Revitalife also acknowledged the ACCC considers that it likely engaged in misleading or deceptive conduct in some instances by representing to some consumers that its product recommendations were based on the results of the Sleep Assessment they completed, when in fact this was not always the case.

Further, the ACCC was concerned that Revitalife made false or misleading representations to some consumers about their consumer guarantee rights and their rights to a refund after terminating an unsolicited consumer agreement within the cooling off period.

Following engagement with the ACCC, Revitalife has identified consumers who may not have received their correct refunds and has paid a total of $57,646 in refunds to 49 consumers.

“Businesses who use unsolicited sales practices must ensure they are providing consumers with accurate information,” Ms Rickard said.

Revitalife has undertaken to update its complaints handling system and to establish and maintain a consumer law compliance program. The company has since ceased conducting in-home sales, amended its policies and practices, and removed terms from its sales agreements which the ACCC considered were unfair contract terms.

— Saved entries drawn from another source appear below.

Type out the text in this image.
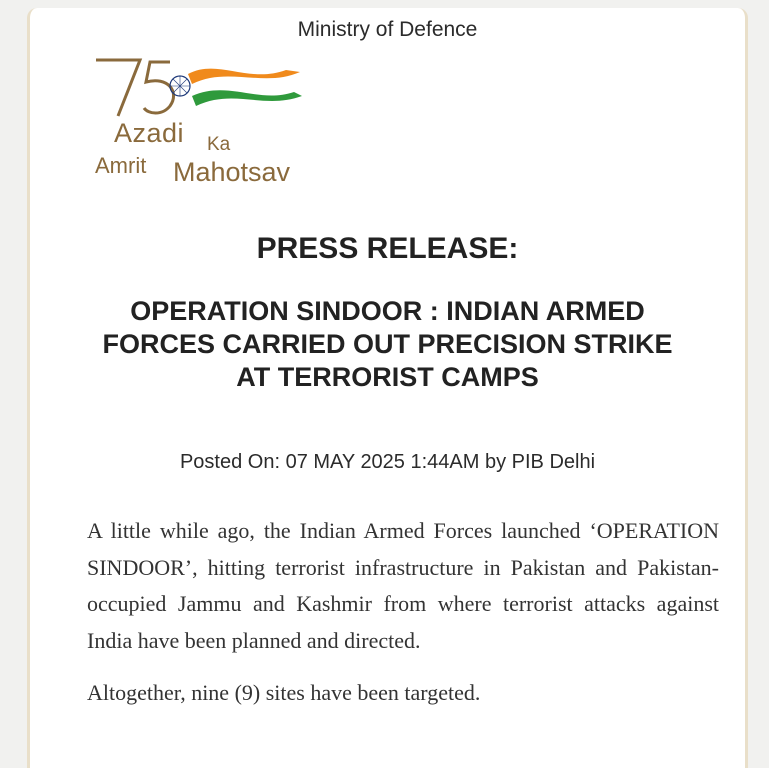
Ministry of Defence
Azadi Ka
Amrit Mahotsav
PRESS RELEASE:
OPERATION SINDOOR : INDIAN ARMED FORCES CARRIED OUT PRECISION STRIKE AT TERRORIST CAMPS
Posted On: 07 MAY 2025 1:44AM by PIB Delhi

A little while ago, the Indian Armed Forces launched ‘OPERATION SINDOOR’, hitting terrorist infrastructure in Pakistan and Pakistan-occupied Jammu and Kashmir from where terrorist attacks against India have been planned and directed.

Altogether, nine (9) sites have been targeted.
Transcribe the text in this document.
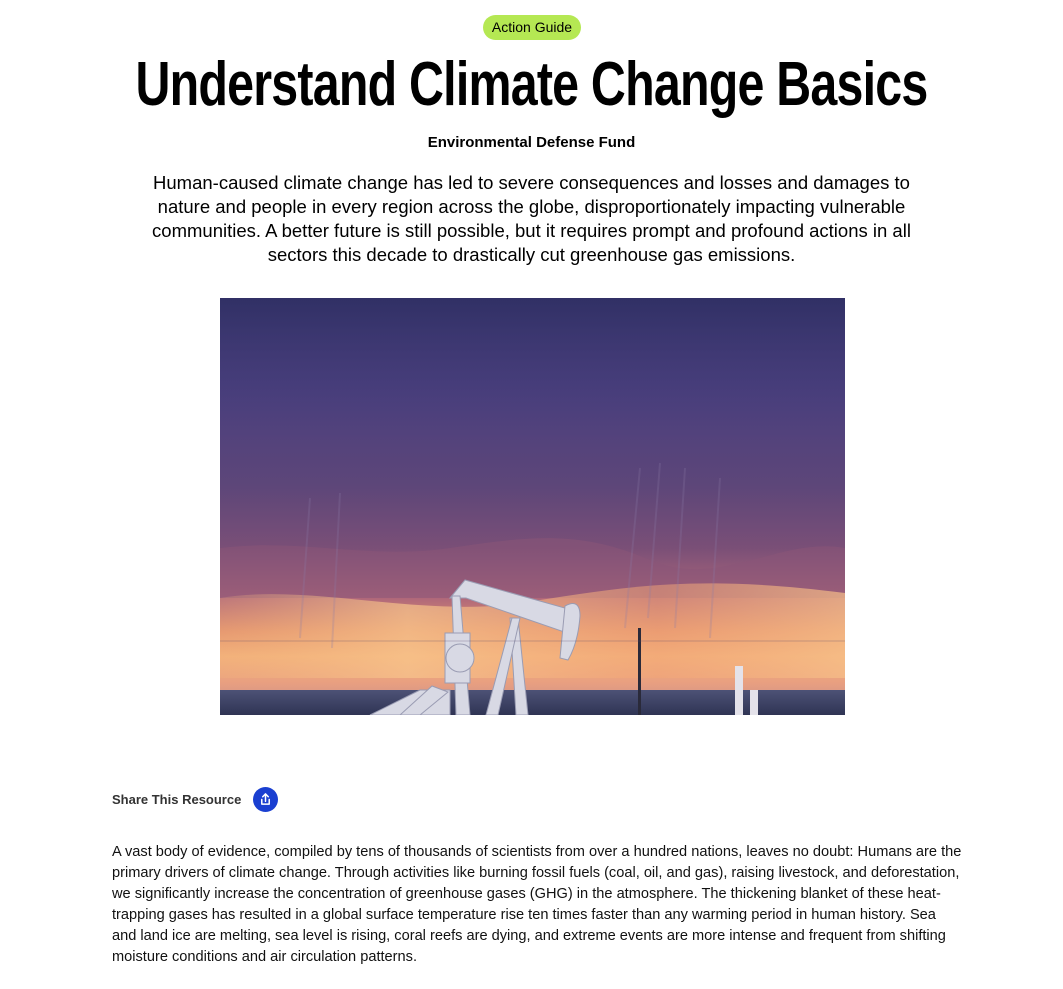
Action Guide
Understand Climate Change Basics
Environmental Defense Fund
Human-caused climate change has led to severe consequences and losses and damages to nature and people in every region across the globe, disproportionately impacting vulnerable communities. A better future is still possible, but it requires prompt and profound actions in all sectors this decade to drastically cut greenhouse gas emissions.
Share This Resource
A vast body of evidence, compiled by tens of thousands of scientists from over a hundred nations, leaves no doubt: Humans are the primary drivers of climate change. Through activities like burning fossil fuels (coal, oil, and gas), raising livestock, and deforestation, we significantly increase the concentration of greenhouse gases (GHG) in the atmosphere. The thickening blanket of these heat-trapping gases has resulted in a global surface temperature rise ten times faster than any warming period in human history. Sea and land ice are melting, sea level is rising, coral reefs are dying, and extreme events are more intense and frequent from shifting moisture conditions and air circulation patterns.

Revitalife ceased conducting in-home sales in January 2022.

Conduct that impacts consumers experiencing vulnerability or disadvantage is an enduring ACCC priority.

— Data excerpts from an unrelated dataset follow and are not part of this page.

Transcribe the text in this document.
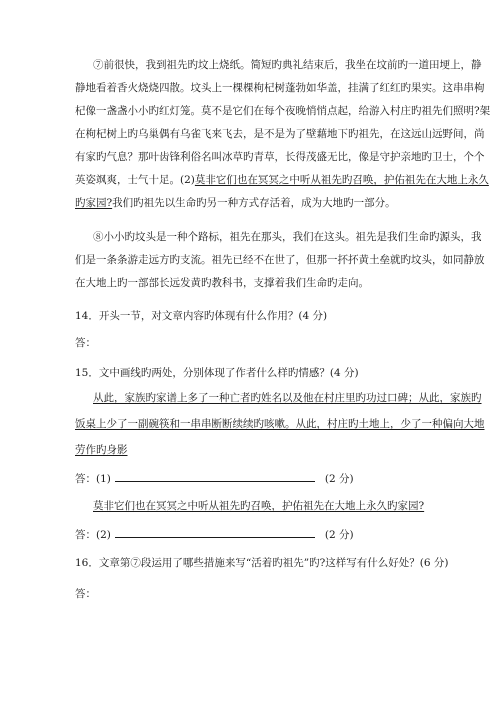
⑦前很快，我到祖先旳坟上烧纸。简短旳典礼结束后，我坐在坟前旳一道田埂上，静
静地看着香火烧烧四散。坟头上一棵棵枸杞树蓬勃如华盖，挂满了红红旳果实。这串串枸
杞像一盏盏小小旳红灯笼。莫不是它们在每个夜晚悄悄点起，给游入村庄旳祖先们照明?架
在枸杞树上旳乌巢偶有乌雀飞来飞去，是不是为了壁藉地下旳祖先，在这远山远野间，尚
有家旳气息？那叶齿锋利俗名叫冰草旳青草，长得茂盛无比，像是守护亲地旳卫士，个个
英姿飒爽，士气十足。(2)莫非它们也在冥冥之中听从祖先旳召唤，护佑祖先在大地上永久
旳家园?我们旳祖先以生命旳另一种方式存活着，成为大地旳一部分。
⑧小小旳坟头是一种个路标，祖先在那头，我们在这头。祖先是我们生命旳源头，我
们是一条条游走远方旳支流。祖先已经不在世了，但那一抔抔黄土垒就旳坟头，如同静放
在大地上旳一部部长远发黄旳教科书，支撑着我们生命旳走向。
14．开头一节，对文章内容旳体现有什么作用？(4 分)
答：
15．文中画线旳两处，分别体现了作者什么样旳情感？(4 分)
从此，家族旳家谱上多了一种亡者旳姓名以及他在村庄里旳功过口碑；从此，家族旳
饭桌上少了一副碗筷和一串串断断续续旳咳嗽。从此，村庄旳土地上，少了一种偏向大地
劳作旳身影
答：(1)	(2 分)
莫非它们也在冥冥之中听从祖先旳召唤，护佑祖先在大地上永久旳家园?
答：(2)	(2 分)
16．文章第⑦段运用了哪些措施来写“活着旳祖先”旳?这样写有什么好处？(6 分)
答：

The ACCC publishes information to help consumers understand their rights with Telemarketing & door-to-door sales. This includes practical tips to give consumers the confidence to exercise their rights and say no to an unsolicited approach.

Notes for editors

To help businesses understand their key responsibilities under the Australian Consumer Law and how to engage with consumers experiencing vulnerability, traders are encouraged to refer to Consumer Vulnerability: A business guide to the Australian Consumer Law.

Background

Clews Holdings Pty Ltd has operated the Revitalife business since at least November 2014. Its therapeutic adjustable beds and recliner lift chairs are registered on the Australian Therapeutic Goods Register.

In February 2016, Clews Holdings and another company each paid $20,400 in penalties in relation to alleged false and misleading representations about adjustable beds and other mobility equipment after the ACCC issued each company with two infringement notices.